Pour les banques le calcul du montant des actifs pondérés par le risque (RWA, Risk Weighted Assets) permet de déterminer le niveau de fonds propres. Or la presse s'est ému récemment que les autorités, dans un rapport de la Banque des Règlements Internationaux [23], pointent des hétérogénéités de méthodes en cas d'utilisation de modèles dits internes, ou des différences d'approches pour calculer différents agrégats utilisés dans les reportings prudentiels. Ceci a pu faciliter le respect des ratios réglementaires minimaux (fonds propres/RWA).

Sur le plan logique, ces remarques sont surprenantes car la réglementation, fondée sur la reconnaissance de mesures internes (IRB), ne pouvait pas produire a priori des modèles homogènes. Sur la forme, il est curieux de remettre en cause a posteriori des spécificités et savoirs faire différents bases ou expression de l'indépendance des sociétés libres dans un monde globalisé.
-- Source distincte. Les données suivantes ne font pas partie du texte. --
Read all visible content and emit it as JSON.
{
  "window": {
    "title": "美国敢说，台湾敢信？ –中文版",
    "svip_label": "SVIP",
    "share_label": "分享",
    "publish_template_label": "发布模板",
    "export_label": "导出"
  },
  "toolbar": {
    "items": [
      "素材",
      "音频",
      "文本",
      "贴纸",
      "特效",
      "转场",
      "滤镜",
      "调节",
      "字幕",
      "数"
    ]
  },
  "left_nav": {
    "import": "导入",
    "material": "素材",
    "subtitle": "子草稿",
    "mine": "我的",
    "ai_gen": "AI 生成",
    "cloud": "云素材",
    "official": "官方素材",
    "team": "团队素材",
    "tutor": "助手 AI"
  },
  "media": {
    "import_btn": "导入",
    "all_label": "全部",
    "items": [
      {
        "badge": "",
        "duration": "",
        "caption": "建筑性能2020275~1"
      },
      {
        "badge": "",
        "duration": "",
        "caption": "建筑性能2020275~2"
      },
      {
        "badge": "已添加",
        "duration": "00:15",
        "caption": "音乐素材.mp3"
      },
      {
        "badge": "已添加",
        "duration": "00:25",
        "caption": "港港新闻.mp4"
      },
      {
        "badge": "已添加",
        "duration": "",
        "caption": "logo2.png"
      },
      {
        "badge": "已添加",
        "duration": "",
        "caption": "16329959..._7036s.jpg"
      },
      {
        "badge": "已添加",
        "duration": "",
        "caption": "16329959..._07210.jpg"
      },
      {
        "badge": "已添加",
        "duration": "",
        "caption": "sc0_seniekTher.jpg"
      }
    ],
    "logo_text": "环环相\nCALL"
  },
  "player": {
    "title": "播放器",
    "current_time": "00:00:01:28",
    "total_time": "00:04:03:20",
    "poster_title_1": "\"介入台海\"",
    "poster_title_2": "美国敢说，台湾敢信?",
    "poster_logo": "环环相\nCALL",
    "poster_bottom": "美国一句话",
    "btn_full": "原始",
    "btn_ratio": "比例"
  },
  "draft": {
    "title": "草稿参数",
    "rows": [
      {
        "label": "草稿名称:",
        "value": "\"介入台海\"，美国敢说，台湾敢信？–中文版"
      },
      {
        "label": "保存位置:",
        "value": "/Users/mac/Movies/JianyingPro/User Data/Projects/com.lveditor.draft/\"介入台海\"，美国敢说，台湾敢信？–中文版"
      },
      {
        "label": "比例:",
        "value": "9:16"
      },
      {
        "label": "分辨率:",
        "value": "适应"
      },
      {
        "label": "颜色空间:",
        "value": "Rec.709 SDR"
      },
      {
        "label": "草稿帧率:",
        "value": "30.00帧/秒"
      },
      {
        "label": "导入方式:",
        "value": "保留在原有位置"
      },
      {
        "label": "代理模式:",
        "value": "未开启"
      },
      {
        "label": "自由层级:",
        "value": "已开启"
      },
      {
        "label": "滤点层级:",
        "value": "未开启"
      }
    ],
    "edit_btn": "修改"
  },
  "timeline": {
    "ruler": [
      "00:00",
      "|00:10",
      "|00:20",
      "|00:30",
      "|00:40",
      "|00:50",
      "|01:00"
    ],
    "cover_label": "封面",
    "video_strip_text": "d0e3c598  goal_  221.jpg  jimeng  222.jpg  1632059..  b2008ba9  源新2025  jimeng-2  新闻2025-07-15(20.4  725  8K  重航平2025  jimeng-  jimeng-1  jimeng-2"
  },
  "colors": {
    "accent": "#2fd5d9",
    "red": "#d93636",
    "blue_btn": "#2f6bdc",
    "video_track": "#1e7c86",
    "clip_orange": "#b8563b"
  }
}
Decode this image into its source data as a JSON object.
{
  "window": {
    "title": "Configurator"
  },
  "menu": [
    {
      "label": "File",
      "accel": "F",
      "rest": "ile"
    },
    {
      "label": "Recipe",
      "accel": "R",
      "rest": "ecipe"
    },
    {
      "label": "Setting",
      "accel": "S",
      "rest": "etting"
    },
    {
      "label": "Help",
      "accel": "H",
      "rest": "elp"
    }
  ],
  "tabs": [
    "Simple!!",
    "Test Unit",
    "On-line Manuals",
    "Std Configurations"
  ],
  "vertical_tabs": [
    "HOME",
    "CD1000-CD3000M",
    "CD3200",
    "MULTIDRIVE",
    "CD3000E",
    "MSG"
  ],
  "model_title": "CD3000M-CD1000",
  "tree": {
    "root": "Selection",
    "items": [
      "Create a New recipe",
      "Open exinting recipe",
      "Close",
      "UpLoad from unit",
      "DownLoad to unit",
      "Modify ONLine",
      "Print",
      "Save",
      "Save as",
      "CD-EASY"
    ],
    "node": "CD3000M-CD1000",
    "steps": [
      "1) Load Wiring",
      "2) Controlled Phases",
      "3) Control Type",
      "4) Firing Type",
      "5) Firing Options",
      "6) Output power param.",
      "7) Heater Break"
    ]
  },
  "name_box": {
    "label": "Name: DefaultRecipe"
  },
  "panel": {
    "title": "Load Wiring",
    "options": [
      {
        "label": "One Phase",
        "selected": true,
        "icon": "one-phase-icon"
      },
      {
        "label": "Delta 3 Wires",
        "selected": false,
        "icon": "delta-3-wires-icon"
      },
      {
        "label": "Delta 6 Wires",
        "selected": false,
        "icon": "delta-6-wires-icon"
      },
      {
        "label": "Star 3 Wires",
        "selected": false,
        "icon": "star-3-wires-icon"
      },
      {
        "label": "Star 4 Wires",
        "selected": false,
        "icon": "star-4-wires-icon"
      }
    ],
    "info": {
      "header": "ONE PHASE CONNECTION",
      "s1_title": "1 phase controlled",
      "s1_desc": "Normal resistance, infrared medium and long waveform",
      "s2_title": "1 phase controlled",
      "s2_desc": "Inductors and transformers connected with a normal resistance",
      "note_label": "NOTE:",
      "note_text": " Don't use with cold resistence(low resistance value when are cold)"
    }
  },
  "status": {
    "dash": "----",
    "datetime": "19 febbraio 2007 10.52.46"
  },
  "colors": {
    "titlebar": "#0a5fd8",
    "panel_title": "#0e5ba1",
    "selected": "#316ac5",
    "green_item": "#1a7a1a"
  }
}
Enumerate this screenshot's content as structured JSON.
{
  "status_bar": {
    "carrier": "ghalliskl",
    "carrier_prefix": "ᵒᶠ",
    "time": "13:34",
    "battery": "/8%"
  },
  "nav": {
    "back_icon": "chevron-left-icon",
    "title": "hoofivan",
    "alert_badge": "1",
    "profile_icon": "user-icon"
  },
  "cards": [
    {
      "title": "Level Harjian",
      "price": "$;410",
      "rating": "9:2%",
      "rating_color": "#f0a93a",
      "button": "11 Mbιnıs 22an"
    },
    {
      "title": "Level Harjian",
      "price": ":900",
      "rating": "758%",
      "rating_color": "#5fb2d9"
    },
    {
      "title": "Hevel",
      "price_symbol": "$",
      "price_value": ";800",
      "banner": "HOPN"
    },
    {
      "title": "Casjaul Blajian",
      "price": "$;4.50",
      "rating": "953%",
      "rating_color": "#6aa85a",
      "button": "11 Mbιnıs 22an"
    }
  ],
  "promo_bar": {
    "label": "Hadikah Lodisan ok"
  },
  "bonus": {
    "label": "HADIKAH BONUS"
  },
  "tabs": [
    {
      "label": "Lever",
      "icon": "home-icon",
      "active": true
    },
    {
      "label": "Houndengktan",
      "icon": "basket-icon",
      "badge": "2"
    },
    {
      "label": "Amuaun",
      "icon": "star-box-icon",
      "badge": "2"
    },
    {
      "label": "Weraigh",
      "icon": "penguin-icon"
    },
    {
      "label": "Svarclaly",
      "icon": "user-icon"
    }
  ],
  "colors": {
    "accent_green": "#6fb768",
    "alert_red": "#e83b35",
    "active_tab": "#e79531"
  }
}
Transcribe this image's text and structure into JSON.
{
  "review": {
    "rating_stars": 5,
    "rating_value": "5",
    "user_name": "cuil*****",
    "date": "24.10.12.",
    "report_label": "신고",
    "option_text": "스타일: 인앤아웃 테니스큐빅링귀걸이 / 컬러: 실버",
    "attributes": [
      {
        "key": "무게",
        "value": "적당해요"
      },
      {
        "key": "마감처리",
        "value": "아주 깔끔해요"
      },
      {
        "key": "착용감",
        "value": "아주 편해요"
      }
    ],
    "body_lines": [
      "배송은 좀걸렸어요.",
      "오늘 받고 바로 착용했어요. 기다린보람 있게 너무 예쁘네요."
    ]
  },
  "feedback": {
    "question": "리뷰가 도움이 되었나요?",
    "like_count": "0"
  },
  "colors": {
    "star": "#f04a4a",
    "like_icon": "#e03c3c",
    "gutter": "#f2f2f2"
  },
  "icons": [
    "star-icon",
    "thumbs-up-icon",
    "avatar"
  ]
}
Quoiqu'il en soit, déjà obtenus aux prix de calculs complexes, il est probable que la volonté sous-jacente d'homogénéiser pour améliorer la lisibilité et le contrôle des résultats observés va motiver à nouveau procédures, rédaction de règlements après des exposés sondages, consultations fleuves... mais le résultat, toujours plus complexe, sera toujours vraisemblablement aussi incontrôlable par les régulateurs. Les analystes ne pourront pas, non plus, les apprécier.

La qualité d'un modèle prudentiel se juge dans les conditions limites, et non pas courantes.

De la même façon, pour le contrôle des banques, comment ne pas voir que les demandes de stress test imposées depuis 2009 par les différentes autorités, et ce dans tous les systèmes bancaires américains et européens, sont un désaveu explicite des choix conceptuels sous-jacents aux dispositifs réglementaires, et pourtant apparemment non remis en cause.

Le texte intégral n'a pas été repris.